The tot was born suffering heart and liver failure and rushed straight to special baby care.
But there was another shock in store for mum Nichola and husband Michael, 37, when medics broke the news that their newborn daughter also had Down’s Syndrome.
Nichola says: ‘ I’d had all the tests during the pregnancy and told it was very unlikely so it was the last thing I expected.
‘I was already in shock from her being born so early. I don’t think I took it all in.’
Winnie’s battle for life started immediately as she fought pneumonia twice, survived a drug overdose and finally under went heart surgery after turning one in November 2011.
The operation was a success and the family looked forward to starting a new chapter with their daughter in seemingly good health at last.
Nichola says: ‘ We thought we were through the worst of it. Yes Winnie had Downs but that was just our Winnie and we were looking forward to giving her the best future possible.’
But just ten months on in October 2012 their world collapsed when Winnie was diagnosed with leukaemia aged two.
Nichola explains:’ Winnie suddenly seemed to have lots of bruises and she seemed tired, pale and under the weather.
‘I took her to a walk in centre who sent us straight to hospital.
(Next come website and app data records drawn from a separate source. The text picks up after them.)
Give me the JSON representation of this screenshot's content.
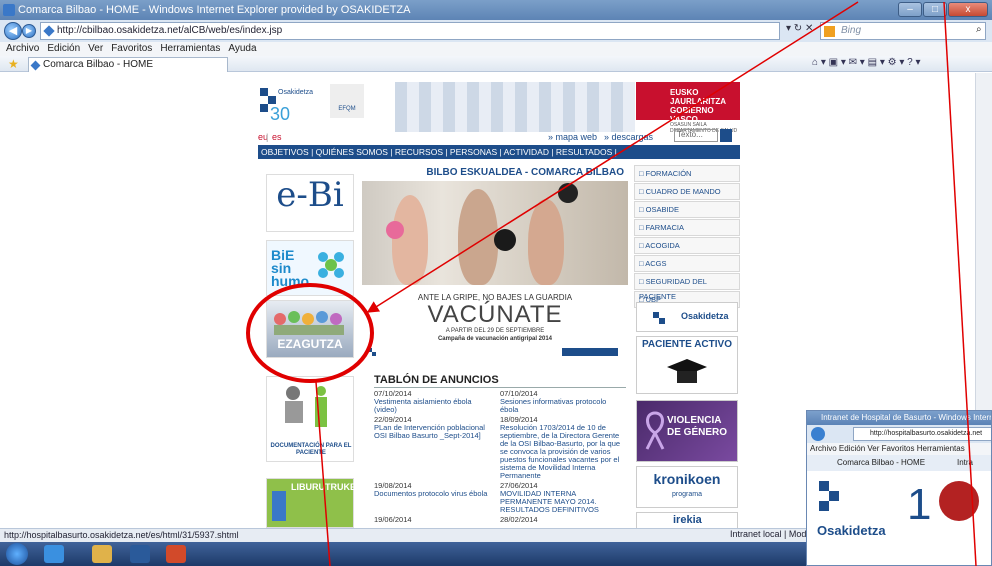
{
  "window": {
    "title": "Comarca Bilbao - HOME - Windows Internet Explorer provided by OSAKIDETZA",
    "minimize": "–",
    "maximize": "□",
    "close": "x"
  },
  "address": {
    "url": "http://cbilbao.osakidetza.net/alCB/web/es/index.jsp",
    "search_placeholder": "Bing"
  },
  "menu": [
    "Archivo",
    "Edición",
    "Ver",
    "Favoritos",
    "Herramientas",
    "Ayuda"
  ],
  "tab": {
    "label": "Comarca Bilbao - HOME"
  },
  "site": {
    "logo_text": "Osakidetza",
    "logo_sub": "EFQM",
    "gov_text": "EUSKO JAURLARITZA GOBIERNO VASCO",
    "gov_sub": "OSASUN SAILA DEPARTAMENTO DE SALUD",
    "lang_eu": "eu",
    "lang_es": "es",
    "link_mapa": "» mapa web",
    "link_descargas": "» descargas",
    "search_placeholder": "Texto...",
    "nav": "OBJETIVOS | QUIÉNES SOMOS | RECURSOS | PERSONAS | ACTIVIDAD | RESULTADOS |",
    "banner_title": "BILBO ESKUALDEA - COMARCA BILBAO",
    "vac_line1": "ANTE LA GRIPE, NO BAJES LA GUARDIA",
    "vac_big": "VACÚNATE",
    "vac_date": "A PARTIR DEL 29 DE SEPTIEMBRE",
    "vac_campaign": "Campaña de vacunación antigripal 2014",
    "left_boxes": {
      "ebi": "e-Bi",
      "bie": "BiE sin humo",
      "ezagutza": "EZAGUTZA",
      "documentacion": "DOCUMENTACIÓN PARA EL PACIENTE",
      "liburutruke": "LIBURUTRUKE"
    },
    "tablon": {
      "title": "TABLÓN DE ANUNCIOS",
      "rows": [
        [
          {
            "d": "07/10/2014",
            "t": "Vestimenta aislamiento ébola (video)"
          },
          {
            "d": "07/10/2014",
            "t": "Sesiones informativas protocolo ébola"
          }
        ],
        [
          {
            "d": "22/09/2014",
            "t": "PLan de Intervención poblacional OSI Bilbao Basurto _Sept-2014]"
          },
          {
            "d": "18/09/2014",
            "t": "Resolución 1703/2014 de 10 de septiembre, de la Directora Gerente de la OSI Bilbao-Basurto, por la que se convoca la provisión de varios puestos funcionales vacantes por el sistema de Movilidad Interna Permanente"
          }
        ],
        [
          {
            "d": "19/08/2014",
            "t": "Documentos protocolo virus ébola"
          },
          {
            "d": "27/06/2014",
            "t": "MOVILIDAD INTERNA PERMANENTE MAYO 2014. RESULTADOS DEFINITIVOS"
          }
        ],
        [
          {
            "d": "19/06/2014",
            "t": ""
          },
          {
            "d": "28/02/2014",
            "t": ""
          }
        ]
      ]
    },
    "right_menu": [
      "FORMACIÓN",
      "CUADRO DE MANDO",
      "OSABIDE",
      "FARMACIA",
      "ACOGIDA",
      "ACGS",
      "SEGURIDAD DEL PACIENTE",
      "UBP"
    ],
    "right_boxes": {
      "osakidetza": "Osakidetza",
      "paciente": "PACIENTE ACTIVO",
      "violencia": "VIOLENCIA DE GÉNERO",
      "kronikoen": "kronikoen",
      "kronikoen_sub": "programa",
      "irekia": "irekia"
    }
  },
  "status": {
    "url": "http://hospitalbasurto.osakidetza.net/es/html/31/5937.shtml",
    "zone": "Intranet local | Modo prote"
  },
  "win2": {
    "title": "Intranet de Hospital de Basurto - Windows Internet E",
    "url": "http://hospitalbasurto.osakidetza.net",
    "menu": "Archivo   Edición   Ver   Favoritos   Herramientas",
    "tab": "Comarca Bilbao - HOME",
    "tab2": "Intra",
    "logo": "Osakidetza"
  }
}
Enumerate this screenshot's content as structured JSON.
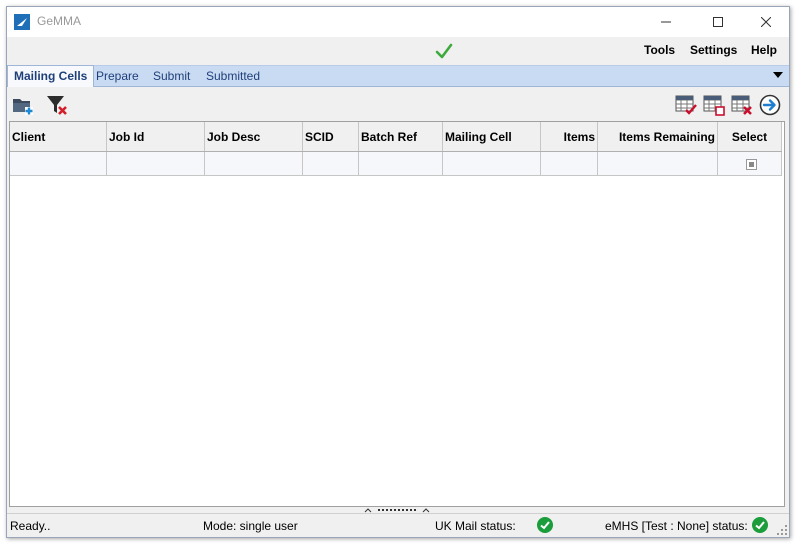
{
  "window": {
    "title": "GeMMA",
    "buttons": {
      "minimize": "minimize",
      "maximize": "maximize",
      "close": "close"
    }
  },
  "menu": {
    "status_icon": "check-icon",
    "items": [
      "Tools",
      "Settings",
      "Help"
    ]
  },
  "tabs": {
    "items": [
      "Mailing Cells",
      "Prepare",
      "Submit",
      "Submitted"
    ],
    "active": "Mailing Cells"
  },
  "toolbar": {
    "left_icons": [
      "open-folder-add-icon",
      "clear-filter-icon"
    ],
    "right_icons": [
      "select-all-rows-icon",
      "deselect-rows-icon",
      "delete-rows-icon",
      "go-forward-icon"
    ]
  },
  "grid": {
    "columns": [
      "Client",
      "Job Id",
      "Job Desc",
      "SCID",
      "Batch Ref",
      "Mailing Cell",
      "Items",
      "Items Remaining",
      "Select"
    ],
    "rows": []
  },
  "status": {
    "ready": "Ready..",
    "mode": "Mode: single user",
    "ukmail": "UK Mail status:",
    "emhs": "eMHS [Test : None] status:"
  },
  "colors": {
    "accent": "#1f3f7a",
    "tab_bar": "#c9daf3",
    "ok_green": "#1a9d3a"
  }
}
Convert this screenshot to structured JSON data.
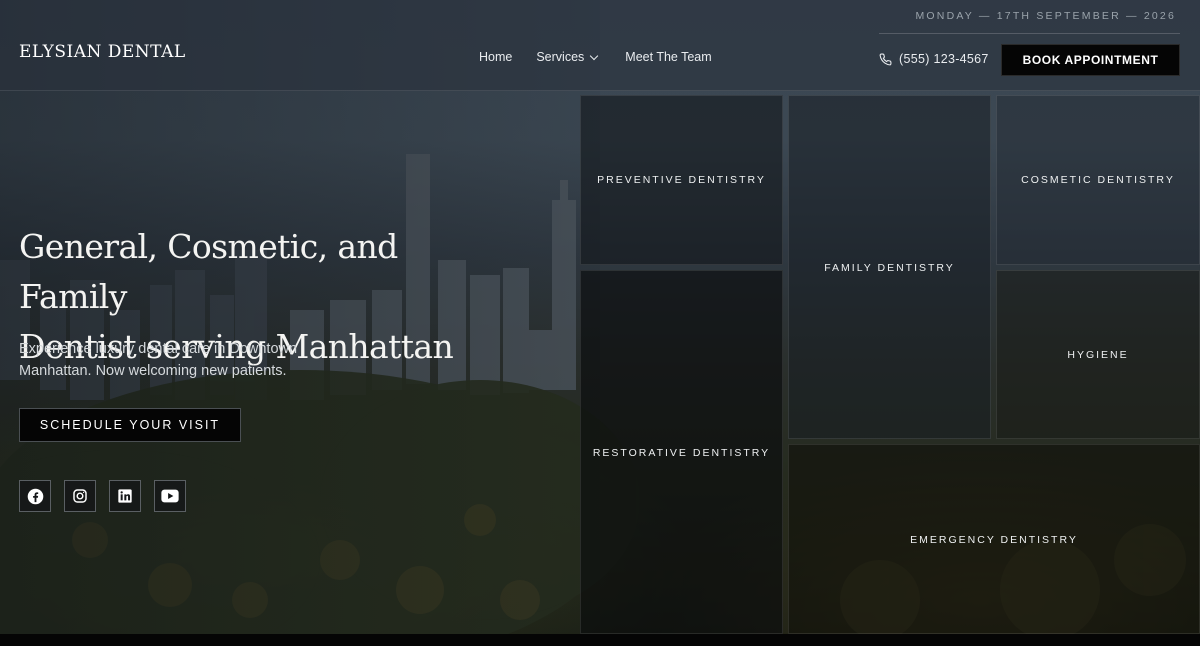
{
  "brand": {
    "name": "ELYSIAN DENTAL"
  },
  "header": {
    "date": "MONDAY — 17TH SEPTEMBER — 2026",
    "nav": {
      "home": "Home",
      "services": "Services",
      "team": "Meet The Team"
    },
    "phone": "(555) 123-4567",
    "book_label": "BOOK APPOINTMENT"
  },
  "hero": {
    "headline_line1": "General, Cosmetic, and Family",
    "headline_line2": "Dentist serving Manhattan",
    "subtext_line1": "Experience luxury dental care in Downtown",
    "subtext_line2": "Manhattan. Now welcoming new patients.",
    "cta_label": "SCHEDULE YOUR VISIT"
  },
  "socials": [
    "facebook-icon",
    "instagram-icon",
    "linkedin-icon",
    "youtube-icon"
  ],
  "services": {
    "preventive": "PREVENTIVE DENTISTRY",
    "family": "FAMILY DENTISTRY",
    "cosmetic": "COSMETIC DENTISTRY",
    "hygiene": "HYGIENE",
    "restorative": "RESTORATIVE DENTISTRY",
    "emergency": "EMERGENCY DENTISTRY"
  },
  "colors": {
    "button_bg": "#050505",
    "text": "#ffffff",
    "muted": "#9aa3ab"
  }
}
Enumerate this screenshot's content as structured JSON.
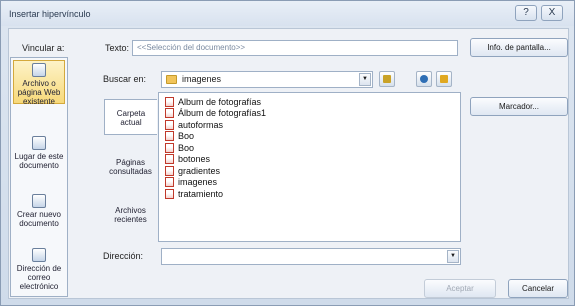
{
  "window": {
    "title": "Insertar hipervínculo",
    "help_button": "?",
    "close_button": "X"
  },
  "link_to_label": "Vincular a:",
  "text_label": "Texto:",
  "text_value": "<<Selección del documento>>",
  "screen_tip_button": "Info. de pantalla...",
  "nav": [
    {
      "label": "Archivo o página Web existente",
      "icon": "globe-page-icon"
    },
    {
      "label": "Lugar de este documento",
      "icon": "document-place-icon"
    },
    {
      "label": "Crear nuevo documento",
      "icon": "new-document-icon"
    },
    {
      "label": "Dirección de correo electrónico",
      "icon": "email-icon"
    }
  ],
  "look_in_label": "Buscar en:",
  "look_in_value": "imagenes",
  "subtabs": [
    {
      "label": "Carpeta actual"
    },
    {
      "label": "Páginas consultadas"
    },
    {
      "label": "Archivos recientes"
    }
  ],
  "files": [
    "Album de fotografías",
    "Álbum de fotografías1",
    "autoformas",
    "Boo",
    "Boo",
    "botones",
    "gradientes",
    "imagenes",
    "tratamiento"
  ],
  "bookmark_button": "Marcador...",
  "address_label": "Dirección:",
  "address_value": "",
  "ok_button": "Aceptar",
  "cancel_button": "Cancelar",
  "colors": {
    "accent": "#f7d97a",
    "folder": "#f1c45a",
    "frame": "#d8e2ef"
  }
}
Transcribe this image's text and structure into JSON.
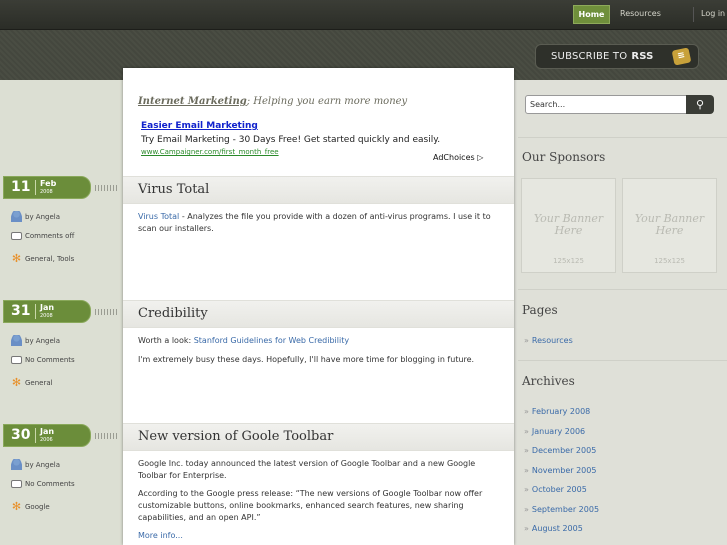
{
  "nav": {
    "home": "Home",
    "resources": "Resources",
    "login": "Log in"
  },
  "rss": {
    "prefix": "SUBSCRIBE TO",
    "strong": "RSS",
    "icon": "rss-icon"
  },
  "tagline": {
    "link": "Internet Marketing",
    "text": "; Helping you earn more money"
  },
  "ad": {
    "title": "Easier Email Marketing",
    "text": "Try Email Marketing - 30 Days Free! Get started quickly and easily.",
    "url": "www.Campaigner.com/first_month_free",
    "choices": "AdChoices"
  },
  "posts": [
    {
      "day": "11",
      "month": "Feb",
      "year": "2008",
      "title": "Virus Total",
      "author": "by Angela",
      "comments": "Comments off",
      "tags": "General, Tools",
      "link": "Virus Total",
      "body": " - Analyzes the file you provide with a dozen of anti-virus programs. I use it to scan our installers."
    },
    {
      "day": "31",
      "month": "Jan",
      "year": "2008",
      "title": "Credibility",
      "author": "by Angela",
      "comments": "No Comments",
      "tags": "General",
      "lead": "Worth a look: ",
      "link": "Stanford Guidelines for Web Credibility",
      "body2": "I'm extremely busy these days. Hopefully, I'll have more time for blogging in future."
    },
    {
      "day": "30",
      "month": "Jan",
      "year": "2006",
      "title": "New version of Goole Toolbar",
      "author": "by Angela",
      "comments": "No Comments",
      "tags": "Google",
      "p1": "Google Inc. today announced the latest version of Google Toolbar and a new Google Toolbar for Enterprise.",
      "p2": "According to the Google press release: “The new versions of Google Toolbar now offer customizable buttons, online bookmarks, enhanced search features, new sharing capabilities, and an open API.”",
      "more": "More info..."
    }
  ],
  "sidebar": {
    "search_placeholder": "Search...",
    "sponsors_title": "Our Sponsors",
    "banner_text_1": "Your Banner",
    "banner_text_2": "Here",
    "banner_size": "125x125",
    "pages_title": "Pages",
    "pages": [
      "Resources"
    ],
    "archives_title": "Archives",
    "archives": [
      "February 2008",
      "January 2006",
      "December 2005",
      "November 2005",
      "October 2005",
      "September 2005",
      "August 2005"
    ]
  },
  "colors": {
    "accent": "#6b8d3a",
    "link": "#3a6aa8"
  }
}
Being told she had leukemia floored us.
‘After all she had been through I couldn’t help thinking: ‘ Why Winnie, hasn’t she coped with enough? She shouldn’t have to cope with any more.’
Having Down’s Syndrome meant she was more vulnerable to infection and initially medics put her chances of survival at just ten per cent.
Nicola says: ‘ It was devastating. To be told your daughter will probably die is unthinkable.’
The tot spent the next six months in hospital having chemotherapy treatment. Nichola slept by her side.
Nichola was taking up to 40 calls a day keeping friends and family updated so Winnie’s big brothers Harry, 20, Jack, 17 and Woody, seven, decided to help by posting updates on their facebook pages.
Then a friend suggested setting up a page just for Winnie.
Initially the plan was simply to keep friends and family updated with her progress while she was in hospital.
But the daily posts and pictures soon spread like wildfire as news of Winnie’s battle travelled fast.
Nichola says: ‘ There were hundreds more followers every day. People seemed to be captivated by her. I made a decision to share everything and be totally honest, no matter how upsetting.’
Thousands were soon following the heart breaking ups and downs of her journey.
Former civil servant Nichola, who gave up work to care for Winne, soon began adding videos and Winnie’s Army responded in their droves when Nicola appealed for cash to take the tot to Disney.
She explains: ” Winnie was known for loving Minnie and Mickey, all her followers watched her play with them in her cot and watch the cartoons on TV. So when I floated the idea of taking her people were so generous and donations flooded in.
‘It was overwhelming to know Winnie’s Army cared so much.’
As former soldier turned crane driver Michael had recently been made redundant there was no way they could afford the trip for their large family themselves.
There was huge relief when it was announced to her followers earlier this year that brave Winnie’s leukaemia finally seemed to be under control.
Nicola says: ‘ It was fantastic to be able to write that at last. But by then Winnie was part of people’s lives. They didn’t want the posts to stop just because she was no longer in hospital.
‘I got messages from people saying they still wanted to follow Winnie.’
So Nicola began posting daily updates about Winnie’s day at nursery or simply visiting the shops.
Now they hope Winnie’s popularity will continue as they have been warned that it’s likely her medical background means she will relapse in the future.
Nicola said: ‘ It’s like we have a shadow hanging over us. The disease is under control at the moment but we always have to keep one eye on the future and be prepared for the worst.’
Medics have warned that if she relapses there is an eighty per cent chance she will die. But treatment in America will put her chances of survival at 90 per cent.